1. Is the lazy initialization pattern consistent with how we handle 
   other services (Redis, Stripe, etc.)?
2. Is the retry logic appropriate — could it mask real failures?
3. Are there other places in the codebase with the same eager 
   initialization pattern?
4. Do we need monitoring/alerting for database connection failures?
5. Write a postmortem document.

Improvements Made

Issue Action
Redis client has the same eager init pattern Refactored to lazy init (same pattern as DB fix)
Retry logic has no logging Added structured logging for retry attempts
No alerting for DB failures Added error tracking integration (Sentry)
No documentation of the incident Created postmortem in team wiki

Postmortem Summary

## Incident: Database Connection Build Failure
**Date:** [today]  
**Duration:** 2.5 hours (9:00 AM → 11:30 AM)  
**Impact:** CI build blocked, intermittent 500 errors on production

### Root Cause
Database connection was initialized eagerly at module import time. 
When CI environment lacked the database URL, the import failed, 
blocking the build.
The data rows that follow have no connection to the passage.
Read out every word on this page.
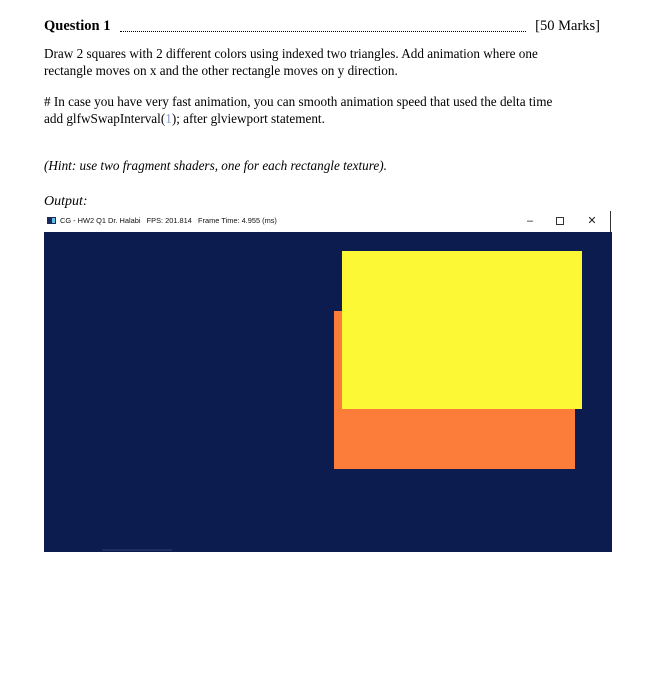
Question 1	[50 Marks]
Draw 2 squares with 2 different colors using indexed two triangles. Add animation where one
rectangle moves on x and the other rectangle moves on y direction.
# In case you have very fast animation, you can smooth animation speed that used the delta time
add glfwSwapInterval(1); after glviewport statement.
(Hint: use two fragment shaders, one for each rectangle texture).
Output:
CG - HW2 Q1 Dr. Halabi FPS: 201.814 Frame Time: 4.955 (ms)	–	✕
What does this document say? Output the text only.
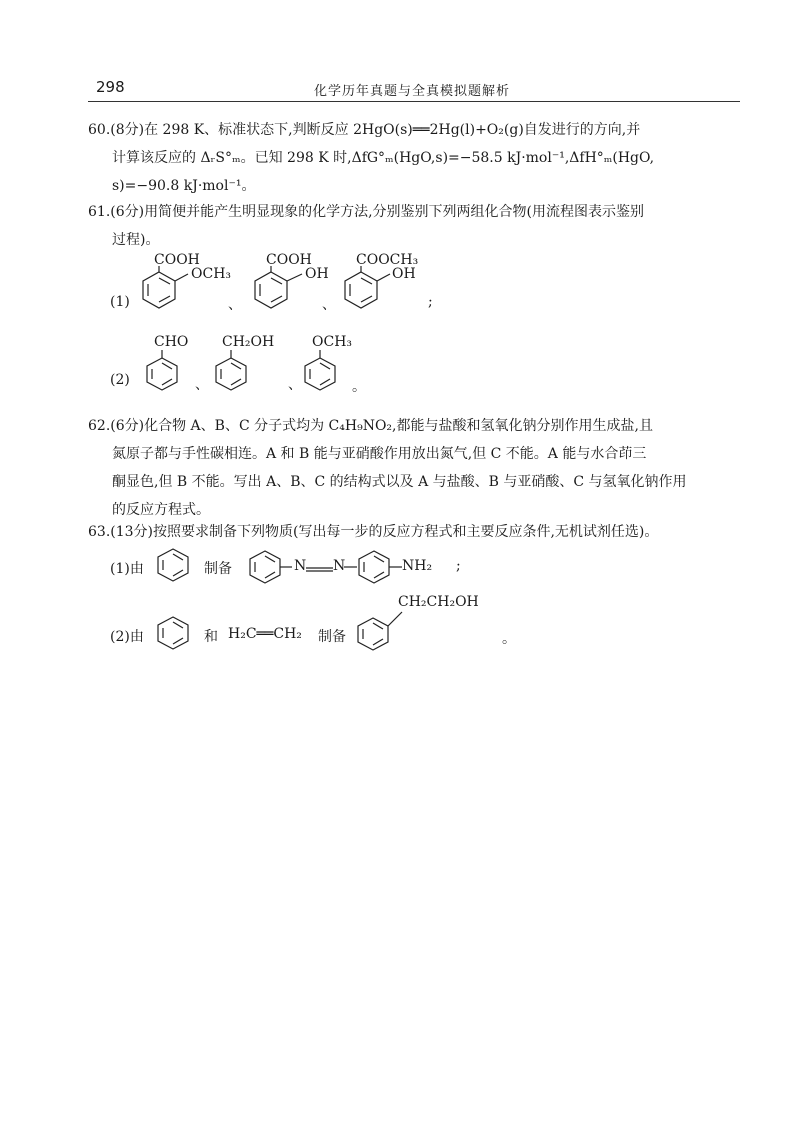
298	化学历年真题与全真模拟题解析
60.(8分)在 298 K、标准状态下,判断反应 2HgO(s)══2Hg(l)+O₂(g)自发进行的方向,并
计算该反应的 ΔᵣS°ₘ。已知 298 K 时,ΔfG°ₘ(HgO,s)=−58.5 kJ·mol⁻¹,ΔfH°ₘ(HgO,
s)=−90.8 kJ·mol⁻¹。
61.(6分)用简便并能产生明显现象的化学方法,分别鉴别下列两组化合物(用流程图表示鉴别
过程)。
(1)
COOH
OCH₃
、
COOH
OH
、
COOCH₃
OH
;
(2)
CHO
、
CH₂OH
、
OCH₃
。
62.(6分)化合物 A、B、C 分子式均为 C₄H₉NO₂,都能与盐酸和氢氧化钠分别作用生成盐,且
氮原子都与手性碳相连。A 和 B 能与亚硝酸作用放出氮气,但 C 不能。A 能与水合茚三
酮显色,但 B 不能。写出 A、B、C 的结构式以及 A 与盐酸、B 与亚硝酸、C 与氢氧化钠作用
的反应方程式。
63.(13分)按照要求制备下列物质(写出每一步的反应方程式和主要反应条件,无机试剂任选)。
(1)由	制备	N N	NH₂ ;
(2)由	和 H₂C══CH₂ 制备
CH₂CH₂OH
。
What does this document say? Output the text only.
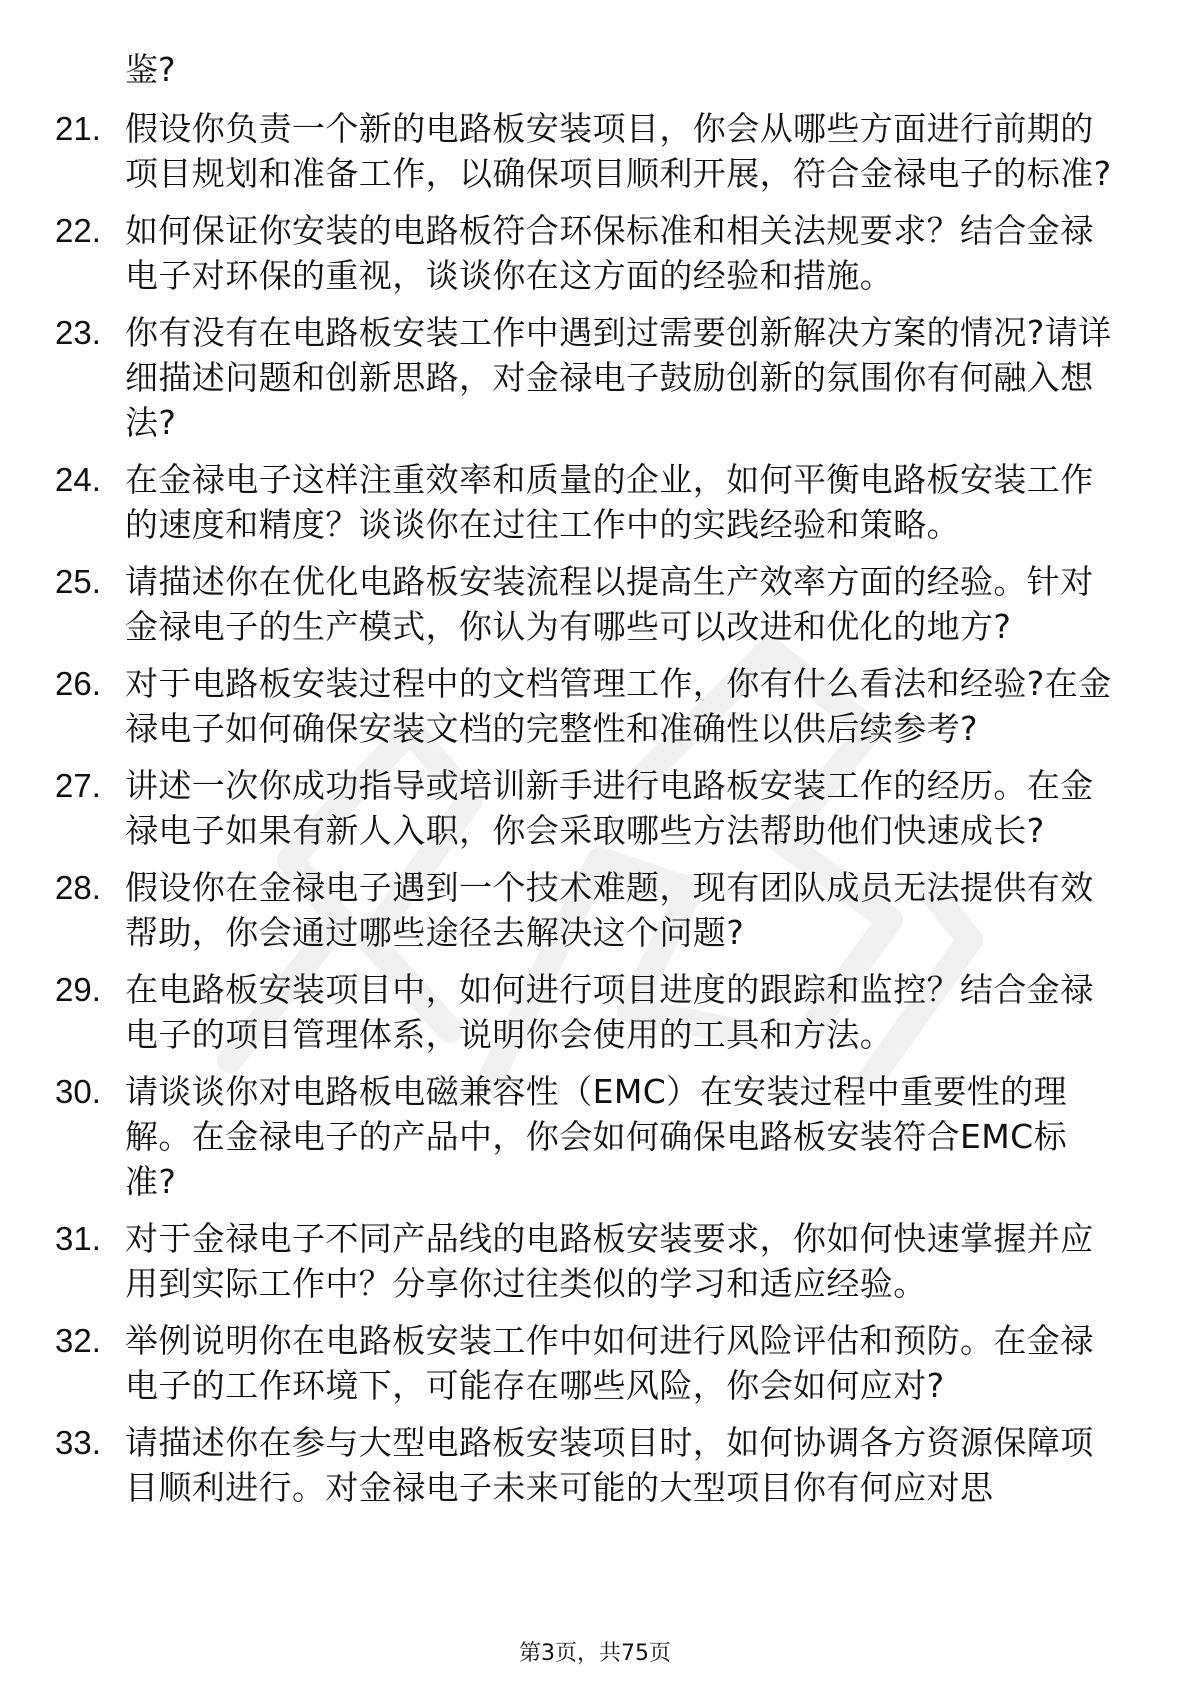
鉴?
21. 假设你负责一个新的电路板安装项目，你会从哪些方面进行前期的项目规划和准备工作，以确保项目顺利开展，符合金禄电子的标准?
22. 如何保证你安装的电路板符合环保标准和相关法规要求？结合金禄电子对环保的重视，谈谈你在这方面的经验和措施。
23. 你有没有在电路板安装工作中遇到过需要创新解决方案的情况?请详细描述问题和创新思路，对金禄电子鼓励创新的氛围你有何融入想法?
24. 在金禄电子这样注重效率和质量的企业，如何平衡电路板安装工作的速度和精度？谈谈你在过往工作中的实践经验和策略。
25. 请描述你在优化电路板安装流程以提高生产效率方面的经验。针对金禄电子的生产模式，你认为有哪些可以改进和优化的地方?
26. 对于电路板安装过程中的文档管理工作，你有什么看法和经验?在金禄电子如何确保安装文档的完整性和准确性以供后续参考?
27. 讲述一次你成功指导或培训新手进行电路板安装工作的经历。在金禄电子如果有新人入职，你会采取哪些方法帮助他们快速成长?
28. 假设你在金禄电子遇到一个技术难题，现有团队成员无法提供有效帮助，你会通过哪些途径去解决这个问题?
29. 在电路板安装项目中，如何进行项目进度的跟踪和监控？结合金禄电子的项目管理体系，说明你会使用的工具和方法。
30. 请谈谈你对电路板电磁兼容性（EMC）在安装过程中重要性的理解。在金禄电子的产品中，你会如何确保电路板安装符合EMC标准?
31. 对于金禄电子不同产品线的电路板安装要求，你如何快速掌握并应用到实际工作中？分享你过往类似的学习和适应经验。
32. 举例说明你在电路板安装工作中如何进行风险评估和预防。在金禄电子的工作环境下，可能存在哪些风险，你会如何应对?
33. 请描述你在参与大型电路板安装项目时，如何协调各方资源保障项目顺利进行。对金禄电子未来可能的大型项目你有何应对思
第3页，共75页
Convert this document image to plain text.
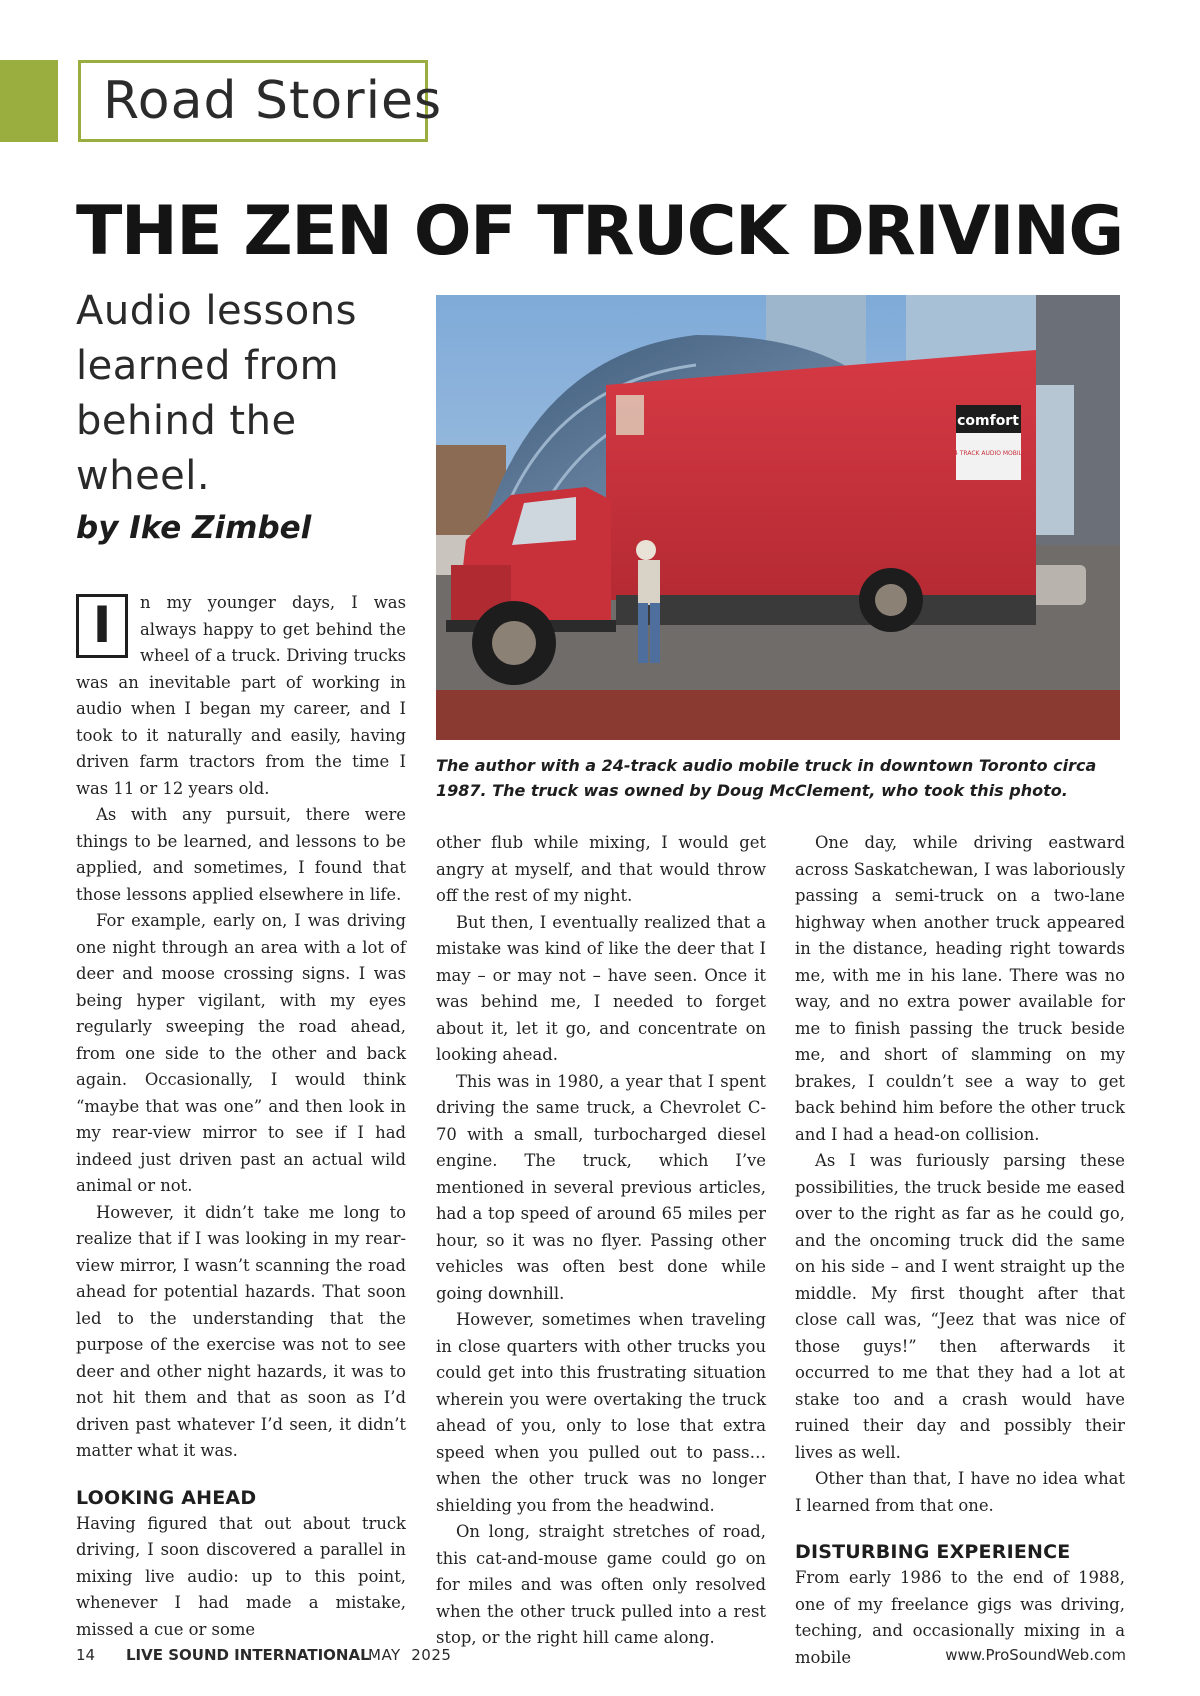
Road Stories
THE ZEN OF TRUCK DRIVING
Audio lessons learned from behind the wheel.
by Ike Zimbel
comfort
24 TRACK AUDIO MOBILE

The author with a 24-track audio mobile truck in downtown Toronto circa 1987. The truck was owned by Doug McClement, who took this photo.

I	n my younger days, I was always happy to get behind the wheel of a truck. Driving trucks was an inevitable part of working in audio when I began my career, and I took to it naturally and easily, having driven farm tractors from the time I was 11 or 12 years old.

As with any pursuit, there were things to be learned, and lessons to be applied, and sometimes, I found that those lessons applied elsewhere in life.

For example, early on, I was driving one night through an area with a lot of deer and moose crossing signs. I was being hyper vigilant, with my eyes regularly sweeping the road ahead, from one side to the other and back again. Occasionally, I would think “maybe that was one” and then look in my rear-view mirror to see if I had indeed just driven past an actual wild animal or not.

However, it didn’t take me long to realize that if I was looking in my rear-view mirror, I wasn’t scanning the road ahead for potential hazards. That soon led to the understanding that the purpose of the exercise was not to see deer and other night hazards, it was to not hit them and that as soon as I’d driven past whatever I’d seen, it didn’t matter what it was.

LOOKING AHEAD

Having figured that out about truck driving, I soon discovered a parallel in mixing live audio: up to this point, whenever I had made a mistake, missed a cue or some

other flub while mixing, I would get angry at myself, and that would throw off the rest of my night.

But then, I eventually realized that a mistake was kind of like the deer that I may – or may not – have seen. Once it was behind me, I needed to forget about it, let it go, and concentrate on looking ahead.

This was in 1980, a year that I spent driving the same truck, a Chevrolet C-70 with a small, turbocharged diesel engine. The truck, which I’ve mentioned in several previous articles, had a top speed of around 65 miles per hour, so it was no flyer. Passing other vehicles was often best done while going downhill.

However, sometimes when traveling in close quarters with other trucks you could get into this frustrating situation wherein you were overtaking the truck ahead of you, only to lose that extra speed when you pulled out to pass… when the other truck was no longer shielding you from the headwind.

On long, straight stretches of road, this cat-and-mouse game could go on for miles and was often only resolved when the other truck pulled into a rest stop, or the right hill came along.

One day, while driving eastward across Saskatchewan, I was laboriously passing a semi-truck on a two-lane highway when another truck appeared in the distance, heading right towards me, with me in his lane. There was no way, and no extra power available for me to finish passing the truck beside me, and short of slamming on my brakes, I couldn’t see a way to get back behind him before the other truck and I had a head-on collision.

As I was furiously parsing these possibilities, the truck beside me eased over to the right as far as he could go, and the oncoming truck did the same on his side – and I went straight up the middle. My first thought after that close call was, “Jeez that was nice of those guys!” then afterwards it occurred to me that they had a lot at stake too and a crash would have ruined their day and possibly their lives as well.

Other than that, I have no idea what I learned from that one.

DISTURBING EXPERIENCE

From early 1986 to the end of 1988, one of my freelance gigs was driving, teching, and occasionally mixing in a mobile

14 LIVE SOUND INTERNATIONAL
MAY  2025	www.ProSoundWeb.com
In production, eager init caused failures during 
cold starts and connection pool exhaustion.

### Fix
Switched to lazy initialization with retry logic and graceful 
fallback during build time.

### Prevention
- Audit all service clients for eager initialization patterns
- Add env var validation script to CI pipeline
- Set up Sentry alerting for database connection failures

Final Verification

# 1. Local build
npm run build  # Passes without NEON_DATABASE_URL

# 2. Local build with DB
NEON_DATABASE_URL=... npm run build  # Passes with static generation

# 3. CI build
git push  # CI pipeline green

# 4. Production monitoring
# -> Watch for 500 errors for 30 minutes -> None detected

Total time: 1 hour.


Retrospective

Phase Time Value
Plan 5 min Structured approach prevented “change random things” debugging
Understand 15 min Found root cause in 15 min instead of hours of trial-and-error
Develop 1.5 hr Fixed 2 problems (build + 500s) with 1 root-cause fix
Optimize 1 hr Found same bug in Redis client, added monitoring, wrote postmortem
Total ~3 hr Production stable, root cause fixed, future incidents prevented

Without PUDO (estimated): 4–6 hours, likely only fixing the symptom (add env var to CI) without addressing the root cause (eager initialization). The 500 errors would have continued.


Key lesson: Under pressure, PUDO is even more valuable. The 5-minute Plan phase prevents the panicked “try random things” spiral that turns a 3-hour fix into a 6-hour nightmare.